Méchin gibi Mustafa Kemal’i yere göğe sığdıramayan bir yazar, Alparslan Yasa’nın dediğiyle “Türkiye’de diplomatik bir vazîfeyle bulunduğu 1941 senesinde şâhidlerden topladığı şifâhî hâtıralara istinâd ettiği” hususlarda, hem de “medihkâr bir kitapta ‘kahraman’ına iftirâ etmesinin mâkul olmadığı” bir akış içerisinde niçin Mustafa Kemal’in söylemediği bir şeyi söyletme ihtiyacı duysundur ki? Dahası, fanatik derecede Atatürk hayranları Mustafa Kemal’in bu sözlerini tercüme etmekten niçin korkmuşlardır?

Alparslan Yasa, Méchin’ın kitabının 1956 Paris baskısını buluyor ve 323. sayfasından bahis mevzu bölümü, yani “İslâm Köklerinden Kopartılan Türkiye-La Turquie arrachée à l’islam başlıklı 87. faslında anlatılanları bizzat kendi tercüme ediyor.
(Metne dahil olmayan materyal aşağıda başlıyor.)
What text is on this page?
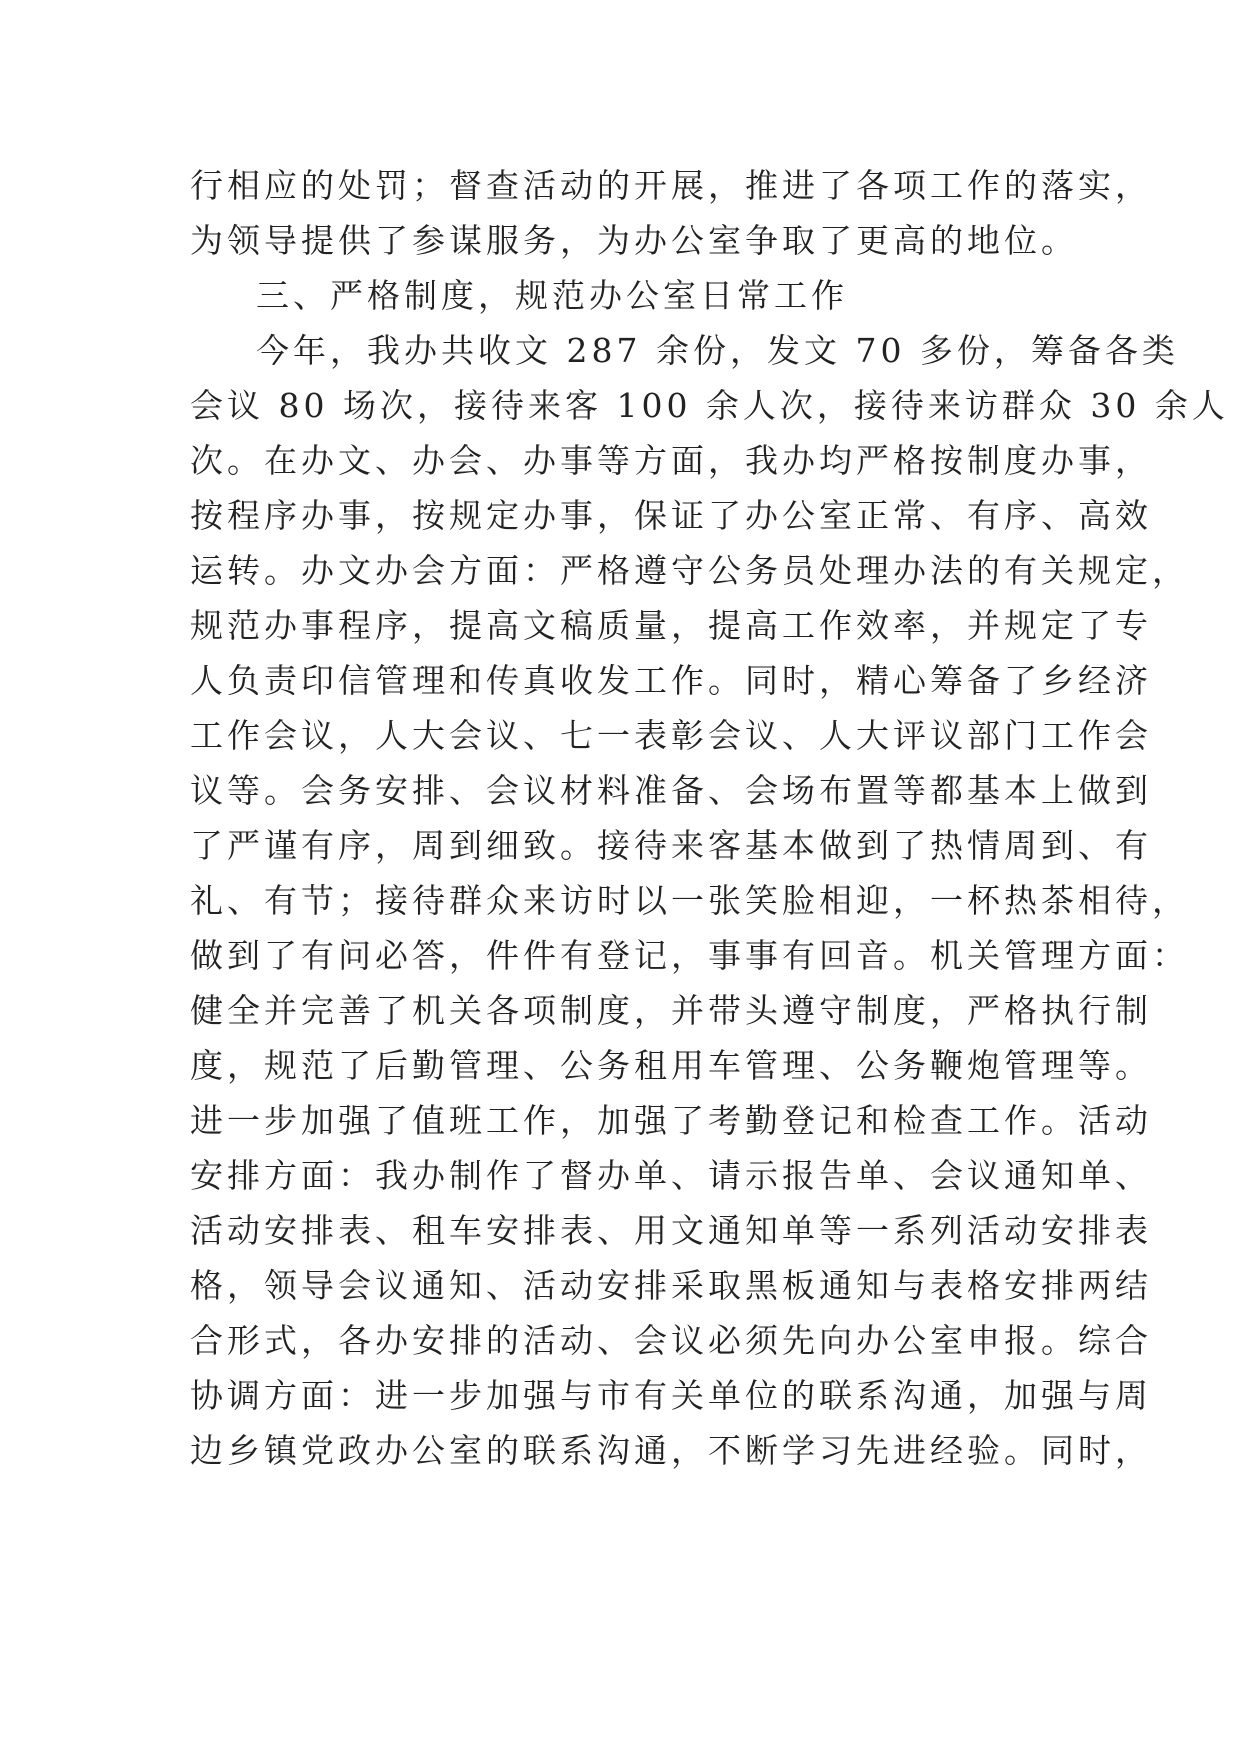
行相应的处罚；督查活动的开展，推进了各项工作的落实，
为领导提供了参谋服务，为办公室争取了更高的地位。
三、严格制度，规范办公室日常工作
今年，我办共收文 287 余份，发文 70 多份，筹备各类
会议 80 场次，接待来客 100 余人次，接待来访群众 30 余人
次。在办文、办会、办事等方面，我办均严格按制度办事，
按程序办事，按规定办事，保证了办公室正常、有序、高效
运转。办文办会方面：严格遵守公务员处理办法的有关规定，
规范办事程序，提高文稿质量，提高工作效率，并规定了专
人负责印信管理和传真收发工作。同时，精心筹备了乡经济
工作会议，人大会议、七一表彰会议、人大评议部门工作会
议等。会务安排、会议材料准备、会场布置等都基本上做到
了严谨有序，周到细致。接待来客基本做到了热情周到、有
礼、有节；接待群众来访时以一张笑脸相迎，一杯热茶相待，
做到了有问必答，件件有登记，事事有回音。机关管理方面：
健全并完善了机关各项制度，并带头遵守制度，严格执行制
度，规范了后勤管理、公务租用车管理、公务鞭炮管理等。
进一步加强了值班工作，加强了考勤登记和检查工作。活动
安排方面：我办制作了督办单、请示报告单、会议通知单、
活动安排表、租车安排表、用文通知单等一系列活动安排表
格，领导会议通知、活动安排采取黑板通知与表格安排两结
合形式，各办安排的活动、会议必须先向办公室申报。综合
协调方面：进一步加强与市有关单位的联系沟通，加强与周
边乡镇党政办公室的联系沟通，不断学习先进经验。同时，
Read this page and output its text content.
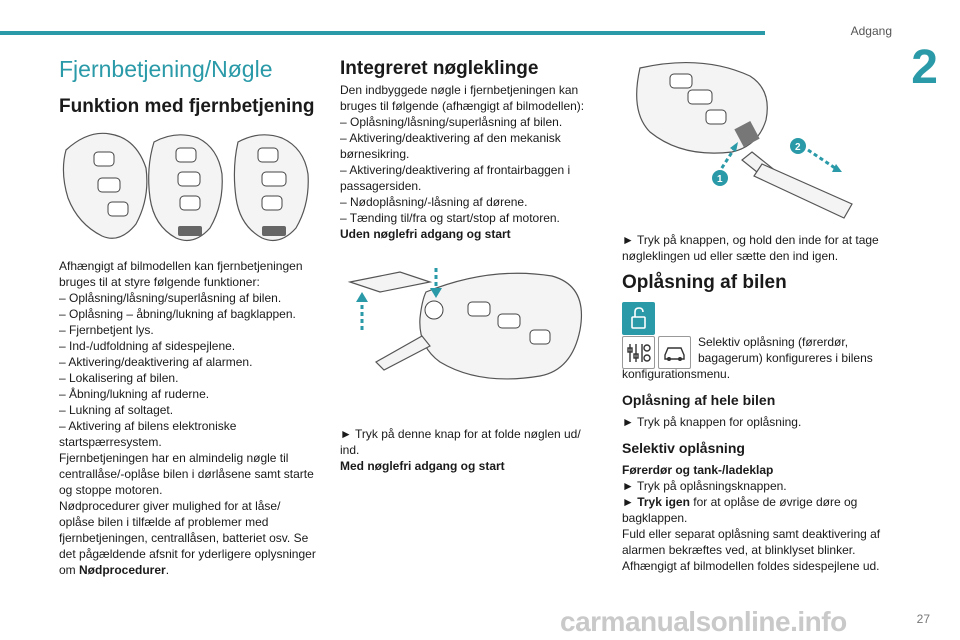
Adgang
2
Fjernbetjening/Nøgle
Funktion med fjernbetjening
Afhængigt af bilmodellen kan fjernbetjeningen
bruges til at styre følgende funktioner:
– Oplåsning/låsning/superlåsning af bilen.
– Oplåsning – åbning/lukning af bagklappen.
– Fjernbetjent lys.
– Ind-/udfoldning af sidespejlene.
– Aktivering/deaktivering af alarmen.
– Lokalisering af bilen.
– Åbning/lukning af ruderne.
– Lukning af soltaget.
– Aktivering af bilens elektroniske
startspærresystem.
Fjernbetjeningen har en almindelig nøgle til
centrallåse/-oplåse bilen i dørlåsene samt starte
og stoppe motoren.
Nødprocedurer giver mulighed for at låse/
oplåse bilen i tilfælde af problemer med
fjernbetjeningen, centrallåsen, batteriet osv. Se
det pågældende afsnit for yderligere oplysninger
om Nødprocedurer.
Integreret nøgleklinge
Den indbyggede nøgle i fjernbetjeningen kan
bruges til følgende (afhængigt af bilmodellen):
– Oplåsning/låsning/superlåsning af bilen.
– Aktivering/deaktivering af den mekanisk
børnesikring.
– Aktivering/deaktivering af frontairbaggen i
passagersiden.
– Nødoplåsning/-låsning af dørene.
– Tænding til/fra og start/stop af motoren.
Uden nøglefri adgang og start
► Tryk på denne knap for at folde nøglen ud/
ind.
Med nøglefri adgang og start
1
2
► Tryk på knappen, og hold den inde for at tage
nøgleklingen ud eller sætte den ind igen.
Oplåsning af bilen
Selektiv oplåsning (førerdør,
bagagerum) konfigureres i bilens
konfigurationsmenu.
Oplåsning af hele bilen
► Tryk på knappen for oplåsning.
Selektiv oplåsning
Førerdør og tank-/ladeklap
► Tryk på oplåsningsknappen.
► Tryk igen for at oplåse de øvrige døre og
bagklappen.
Fuld eller separat oplåsning samt deaktivering af
alarmen bekræftes ved, at blinklyset blinker.
Afhængigt af bilmodellen foldes sidespejlene ud.
carmanualsonline.info	27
Kemalistlerin bile tercümeye etmeye çekindiği o satırlar şöyle:

«Gazâba geldiği ânlarda şöyle haykırıyordu: ‘- Türkiye’de, beş yüz seneden fazla bir zamandan beri, ihtiyar bir Arap şeyhinin kaide ve nazariyeleri ile habîs ve echel ulemâ nesillerinin keyfî tefsîrleridir ki medenî kanûn ile cezâ kanûnunun bütün tafsîlâtını tesbît ettiler. Kanûn-i Esâsînin şeklini, her vatandaşın hayâtının bütün teferruâtını, en basît fiil ve hareketlerini, yiyeceğini, yatma-kalkma sâatlerini, kılık-kıyâfetini, mektepte ne öğreneceğini, âdetlerini, îtiyadlarını, hattâ en mahrem düşüncelerini dahi hep bunlar tanzîm ettiler… Evet, ahlâksız bir bedevînin İslâm denen o saçma ilâhiyâtı, hayâtımızı zehirleyen çürümüş bir leştir!’»

Hepimiz, Üstadın tabiriyle “tahammülün de fevkinde” bir hâlde Landru’nun duruşmasındaki mahkeme kapısına hüsnü niyetle bakarken, kaatiller istiflerini bozmamakta, ister bir kitapta olsun, isterse memleket çapında başka işlerde, faili oldukları cinayetleri bile bile Müslüman Anadolu’nun sırtında at koşturmakta, yüz senedir aynı yem borularını habire öttürüp durmaktadırlar!